If the page is detected as UTF-16, the odds of it being anything else are 
extremely low, probably low enough that the likely benefit of detecting 
the page as UTF-16 is greater than the likely benefit of being able to 
recover from mis-detecting a page as UTF-16.


> Consider this case that I just programmed around:
> A Russian page is encoded as Windows-1251. The page fails the meta prescan. A
> heuristic detector misdetects the page as UTF-16 Chinese. A later meta gets
> garbled and the parser output is garbage.

Fix the heuristic. :-) Windows-1251 _really_ shouldn't ever get detected 
as UTF-16.

Also, if we do what you suggested, then the reverse situation is as 
likely: a page that is UTF-16, misdetected as Windows-1251, resulting in 
the document being garbled.


> I don't have statistics to back this up, but my educated guess based on 
> anecdotal evidence is that HTTP-unlabeled UTF-16BE and UTF-16LE (i.e. 
> BOMless) is very rare if not non-existent on the Web. On the other hand, 
> Russian pages that CJK-biased detector software can misdetect as UTF-16 
> are a more likely occurrence on the Web.

Well, the spec as it stands allows you to limit it to ASCII-superset-only 
if you want.
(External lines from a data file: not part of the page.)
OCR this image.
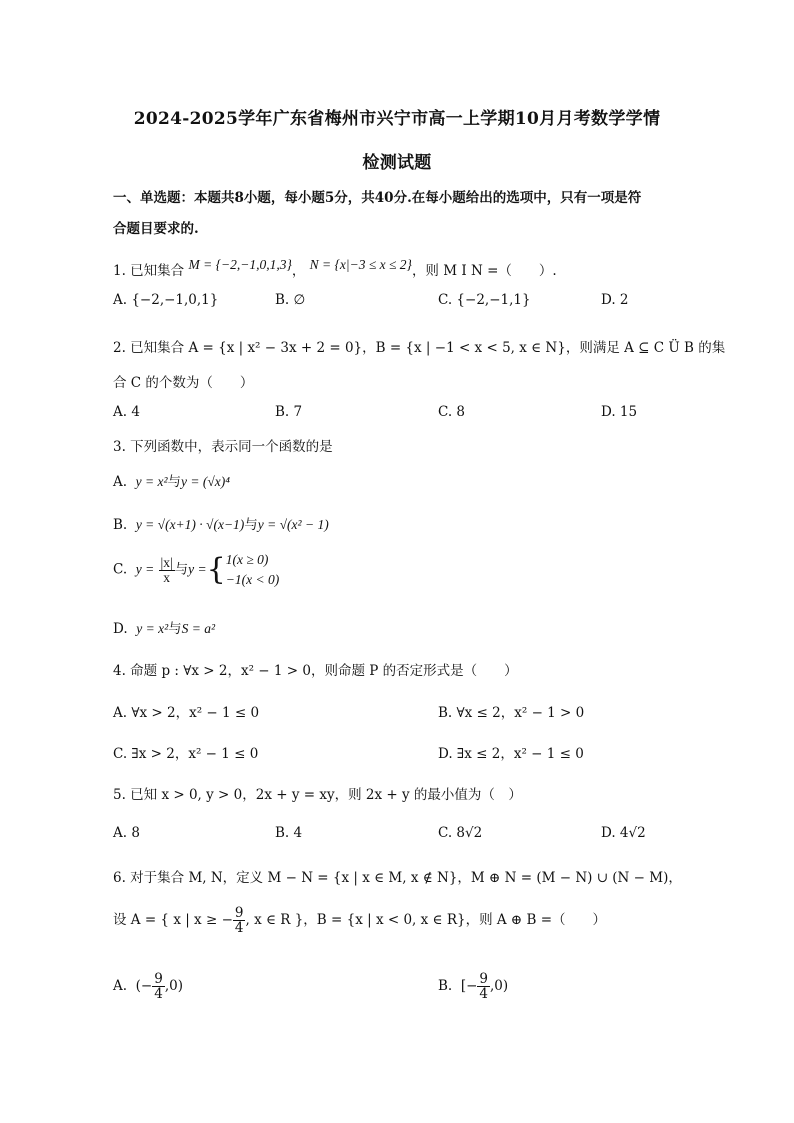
2024-2025学年广东省梅州市兴宁市高一上学期10月月考数学学情
检测试题
一、单选题：本题共8小题，每小题5分，共40分.在每小题给出的选项中，只有一项是符
合题目要求的.
1. 已知集合 M = {−2,−1,0,1,3}， N = {x|−3 ≤ x ≤ 2}，则 M I N =（　　）.
A. {−2,−1,0,1}	B. ∅	C. {−2,−1,1}	D. 2
2. 已知集合 A = {x | x² − 3x + 2 = 0}，B = {x | −1 < x < 5, x ∈ N}，则满足 A ⊆ C Ü B 的集
合 C 的个数为（　　）
A. 4	B. 7	C. 8	D. 15
3. 下列函数中，表示同一个函数的是
A. y = x²与y = (√x)⁴
B. y = √(x+1) · √(x−1)与y = √(x² − 1)
C. $y = \frac{|x|}{x}$ 与y ={ 1(x ≥ 0)
−1(x < 0)
D. y = x²与S = a²
4. 命题 p : ∀x > 2，x² − 1 > 0，则命题 P 的否定形式是（　　）
A. ∀x > 2，x² − 1 ≤ 0	B. ∀x ≤ 2，x² − 1 > 0
C. ∃x > 2，x² − 1 ≤ 0	D. ∃x ≤ 2，x² − 1 ≤ 0
5. 已知 x > 0, y > 0，2x + y = xy，则 2x + y 的最小值为（　）
A. 8	B. 4	C. 8√2	D. 4√2
6. 对于集合 M, N，定义 M − N = {x | x ∈ M, x ∉ N}，M ⊕ N = (M − N) ∪ (N − M)，
设 A = { x | x ≥ − $\frac{9}{4}$ , x ∈ R }，B = {x | x < 0, x ∈ R}，则 A ⊕ B =（　　）
A. (− $\frac{9}{4} ,0$)	B. [− $\frac{9}{4} ,0$)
However, I've heard from at least one vendor that they needed 
to detect UTF-16 (by looking for 00 3C 00 ?? and 3C 00 ?? 00 as the first 
four bytes; ?? != 00) to support some pages. I can't really see that 
heuristic being triggered by Windows-1251 pages.

-- 
Ian Hickson               U+1047E                )\._.,--....,'``.    fL
http://ln.hixie.ch/       U+263A                /,   _.. \   _\  ;`._ ,.
Things that are impossible just take longer.   `._.-(,_..'--(,_..'`-.;.'

Received on Thursday, 22 May 2008 22:39:31 UTC